# Recording Stream Programs



## saberman (May 4, 2004)

Does the TiVo Edge have the equivalent of a Roku built in? Can you select to record stream services the way you record TV channels?


----------



## cwoody222 (Nov 13, 1999)

saberman said:


> Does the TiVo Edge have the equivalent of a Roku built in? Can you select to record stream services the way you record TV channels?


No.

You can record cable or antenna tv, depending on model, and has apps for Netflix, Prime and some others. The apps are horrible, though.
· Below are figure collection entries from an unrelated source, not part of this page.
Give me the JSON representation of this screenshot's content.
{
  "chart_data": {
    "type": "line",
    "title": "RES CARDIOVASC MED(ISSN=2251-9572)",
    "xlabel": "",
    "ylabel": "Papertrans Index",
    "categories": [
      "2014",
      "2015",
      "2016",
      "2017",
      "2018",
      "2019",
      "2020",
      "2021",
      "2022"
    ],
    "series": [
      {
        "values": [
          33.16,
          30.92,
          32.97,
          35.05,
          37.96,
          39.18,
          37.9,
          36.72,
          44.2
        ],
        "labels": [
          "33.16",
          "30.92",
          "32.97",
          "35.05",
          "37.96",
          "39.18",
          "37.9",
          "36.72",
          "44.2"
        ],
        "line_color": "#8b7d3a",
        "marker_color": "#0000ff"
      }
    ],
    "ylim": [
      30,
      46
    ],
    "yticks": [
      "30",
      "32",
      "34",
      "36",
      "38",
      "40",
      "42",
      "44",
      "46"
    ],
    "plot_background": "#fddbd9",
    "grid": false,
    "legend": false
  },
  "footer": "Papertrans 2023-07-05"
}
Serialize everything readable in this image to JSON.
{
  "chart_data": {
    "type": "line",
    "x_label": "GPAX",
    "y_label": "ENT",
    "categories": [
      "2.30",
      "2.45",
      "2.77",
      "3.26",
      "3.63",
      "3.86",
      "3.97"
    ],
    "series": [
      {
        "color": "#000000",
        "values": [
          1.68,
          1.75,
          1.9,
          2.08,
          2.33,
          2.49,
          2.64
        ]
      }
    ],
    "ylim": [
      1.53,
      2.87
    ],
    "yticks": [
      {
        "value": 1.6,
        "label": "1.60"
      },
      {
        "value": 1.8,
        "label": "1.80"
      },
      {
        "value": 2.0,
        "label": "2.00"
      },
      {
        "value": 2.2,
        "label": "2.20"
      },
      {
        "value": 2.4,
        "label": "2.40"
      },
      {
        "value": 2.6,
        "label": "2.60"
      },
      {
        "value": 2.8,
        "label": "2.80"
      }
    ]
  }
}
Recording a streaming service makes no sense since content is on demand. Plus, it would violate the TOS of the service.


----------



## dianebrat (Jul 6, 2002)

saberman said:


> Does the TiVo Edge have the equivalent of a Roku built in? Can you select to record stream services the way you record TV channels?


Was there a lack of clarity in the responses your previous post on almost the exact same question?








Is There Anyway to Use a TiVo Series 2 To Record...


I can use a Ruko to feed streaming video from the internet to the TiVo. Is there anyway to feed the internet stream directly to the TiVo and be able to select programs/times to record? Do any of the more recent TiVos have this ability? I realy want to cancel my cable service but need a way of...




www.tivocommunity.com




We covered all the variables there for newer machines in addition to the older ones, what you want to do is not possible.


----------